The Knowledge Graph is now the big focus at Google

Oct 22, 2012 23:41 GMT  ·  By

At the beginning of the year, Google unveiled what seemed to be the biggest upgrade to its search engine yet and provided a glimpse at the general direction of search at Google.

The social web was it, search results would be personal and unique, based on your social connections (as defined by your Google+ Circles).

The move was met with a lot of criticism and backlash, but any major change usually generates this response.

Google was determined to move forward, improve the personal search results and the very nature of web search.

But then, nothing happened. The feature is still there, it's likely still being updated and improved, but Google has stayed quiet.

What's more, only a few months later, Google unveiled yet another biggest upgrade to search yet, providing yet another new general direction for search, the Knowledge Graph.

And, unlike social search, or Search Plus Your World, the Knowledge Graph is based on something that Google knows a whole lot more about than people, computers and algorithms.

It's a cliche to say that Google doesn't "get" people, as much as it is to think that Facebook does, but it's also true. Their social products tend to feel artificial, unlike Facebook's.

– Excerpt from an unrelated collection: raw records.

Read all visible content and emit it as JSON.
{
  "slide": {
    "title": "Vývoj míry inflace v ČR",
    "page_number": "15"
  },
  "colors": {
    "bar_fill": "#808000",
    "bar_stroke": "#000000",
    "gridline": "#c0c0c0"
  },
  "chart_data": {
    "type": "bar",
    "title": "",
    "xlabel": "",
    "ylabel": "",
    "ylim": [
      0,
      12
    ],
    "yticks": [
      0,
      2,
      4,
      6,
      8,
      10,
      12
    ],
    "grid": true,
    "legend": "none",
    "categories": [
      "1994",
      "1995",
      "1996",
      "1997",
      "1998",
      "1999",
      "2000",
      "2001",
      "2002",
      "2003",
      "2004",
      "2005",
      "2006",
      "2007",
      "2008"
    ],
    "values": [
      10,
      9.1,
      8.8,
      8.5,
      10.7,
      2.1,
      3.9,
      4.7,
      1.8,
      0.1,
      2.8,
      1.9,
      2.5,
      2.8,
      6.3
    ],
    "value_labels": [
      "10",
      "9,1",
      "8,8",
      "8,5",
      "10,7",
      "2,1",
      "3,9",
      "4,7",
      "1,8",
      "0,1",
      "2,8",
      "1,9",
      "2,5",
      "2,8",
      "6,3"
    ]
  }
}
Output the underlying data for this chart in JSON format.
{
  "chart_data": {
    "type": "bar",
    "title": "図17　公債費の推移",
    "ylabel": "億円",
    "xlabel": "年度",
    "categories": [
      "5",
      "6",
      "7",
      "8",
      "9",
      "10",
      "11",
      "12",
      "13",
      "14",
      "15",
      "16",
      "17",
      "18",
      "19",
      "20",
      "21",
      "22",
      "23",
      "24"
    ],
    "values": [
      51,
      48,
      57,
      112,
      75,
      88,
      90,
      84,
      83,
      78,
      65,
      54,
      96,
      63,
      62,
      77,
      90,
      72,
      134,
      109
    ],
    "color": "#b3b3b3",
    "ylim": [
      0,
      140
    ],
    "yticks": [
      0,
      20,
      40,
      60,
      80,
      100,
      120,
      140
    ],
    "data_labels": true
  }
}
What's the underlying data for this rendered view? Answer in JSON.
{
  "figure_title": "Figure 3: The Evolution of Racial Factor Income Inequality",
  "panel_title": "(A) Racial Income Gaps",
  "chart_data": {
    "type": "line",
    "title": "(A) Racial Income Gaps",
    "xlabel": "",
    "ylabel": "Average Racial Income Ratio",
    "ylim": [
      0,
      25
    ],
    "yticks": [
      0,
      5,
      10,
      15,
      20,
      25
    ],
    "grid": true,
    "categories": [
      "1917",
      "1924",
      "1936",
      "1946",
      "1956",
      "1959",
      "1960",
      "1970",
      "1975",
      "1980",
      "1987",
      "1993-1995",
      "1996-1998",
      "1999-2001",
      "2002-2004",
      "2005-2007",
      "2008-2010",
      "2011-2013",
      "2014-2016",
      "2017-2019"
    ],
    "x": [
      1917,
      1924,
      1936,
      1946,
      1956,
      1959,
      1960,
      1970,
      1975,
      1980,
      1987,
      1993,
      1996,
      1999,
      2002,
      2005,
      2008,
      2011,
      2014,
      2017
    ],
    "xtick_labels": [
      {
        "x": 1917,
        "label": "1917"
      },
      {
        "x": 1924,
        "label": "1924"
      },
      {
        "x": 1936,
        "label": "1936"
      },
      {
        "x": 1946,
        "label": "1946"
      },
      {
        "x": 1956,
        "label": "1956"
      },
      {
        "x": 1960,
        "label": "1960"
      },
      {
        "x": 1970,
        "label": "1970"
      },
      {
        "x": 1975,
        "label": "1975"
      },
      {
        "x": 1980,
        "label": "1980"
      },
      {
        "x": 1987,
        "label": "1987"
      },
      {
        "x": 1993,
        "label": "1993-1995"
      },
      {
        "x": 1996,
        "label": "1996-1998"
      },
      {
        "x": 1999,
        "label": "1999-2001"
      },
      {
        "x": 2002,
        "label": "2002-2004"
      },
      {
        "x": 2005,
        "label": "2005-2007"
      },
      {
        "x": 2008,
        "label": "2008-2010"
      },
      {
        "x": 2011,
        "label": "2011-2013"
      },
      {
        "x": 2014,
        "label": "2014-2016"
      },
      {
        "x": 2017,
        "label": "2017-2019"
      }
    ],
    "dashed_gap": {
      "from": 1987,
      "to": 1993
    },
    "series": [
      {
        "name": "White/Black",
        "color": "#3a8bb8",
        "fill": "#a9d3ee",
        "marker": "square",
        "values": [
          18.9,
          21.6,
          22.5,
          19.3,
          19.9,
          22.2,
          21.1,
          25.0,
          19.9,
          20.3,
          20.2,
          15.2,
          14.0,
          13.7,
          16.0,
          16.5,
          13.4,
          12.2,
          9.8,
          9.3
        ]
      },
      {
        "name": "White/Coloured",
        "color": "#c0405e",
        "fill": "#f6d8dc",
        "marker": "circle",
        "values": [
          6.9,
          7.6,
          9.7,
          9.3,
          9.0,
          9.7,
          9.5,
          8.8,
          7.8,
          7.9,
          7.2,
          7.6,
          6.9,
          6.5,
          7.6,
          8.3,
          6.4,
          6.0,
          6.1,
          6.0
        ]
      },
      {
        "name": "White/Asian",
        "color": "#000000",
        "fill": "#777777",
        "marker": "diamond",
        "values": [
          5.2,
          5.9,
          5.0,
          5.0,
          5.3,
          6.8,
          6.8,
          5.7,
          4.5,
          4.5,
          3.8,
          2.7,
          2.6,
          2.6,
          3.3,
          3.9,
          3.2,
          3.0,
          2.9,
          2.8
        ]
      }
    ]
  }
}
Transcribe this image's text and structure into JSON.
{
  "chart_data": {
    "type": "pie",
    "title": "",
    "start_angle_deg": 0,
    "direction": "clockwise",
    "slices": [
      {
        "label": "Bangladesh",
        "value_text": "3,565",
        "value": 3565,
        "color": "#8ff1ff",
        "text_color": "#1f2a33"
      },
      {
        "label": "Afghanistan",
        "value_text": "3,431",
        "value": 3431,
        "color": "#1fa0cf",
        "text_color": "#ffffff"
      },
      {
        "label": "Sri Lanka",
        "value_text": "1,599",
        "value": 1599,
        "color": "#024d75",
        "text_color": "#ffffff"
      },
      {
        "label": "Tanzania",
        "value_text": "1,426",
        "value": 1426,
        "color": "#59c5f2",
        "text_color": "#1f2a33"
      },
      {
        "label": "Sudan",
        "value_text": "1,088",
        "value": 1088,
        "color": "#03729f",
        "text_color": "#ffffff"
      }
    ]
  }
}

That may be a result of Google building things based on what it thinks people want while Facebook is building things based on what it sees people want and, perhaps even more so, on what people don't want but will end up using all the time anyway.

What is starting to seem evident though is that "social search" is taking a backseat at Google and perhaps deservedly so. If anything, it should be because the Knowledge Graph has been much better received and clearly provides better results.

The benefits of social-enhanced search are less obvious and slower to reveal themselves and that's when this type of search is done right.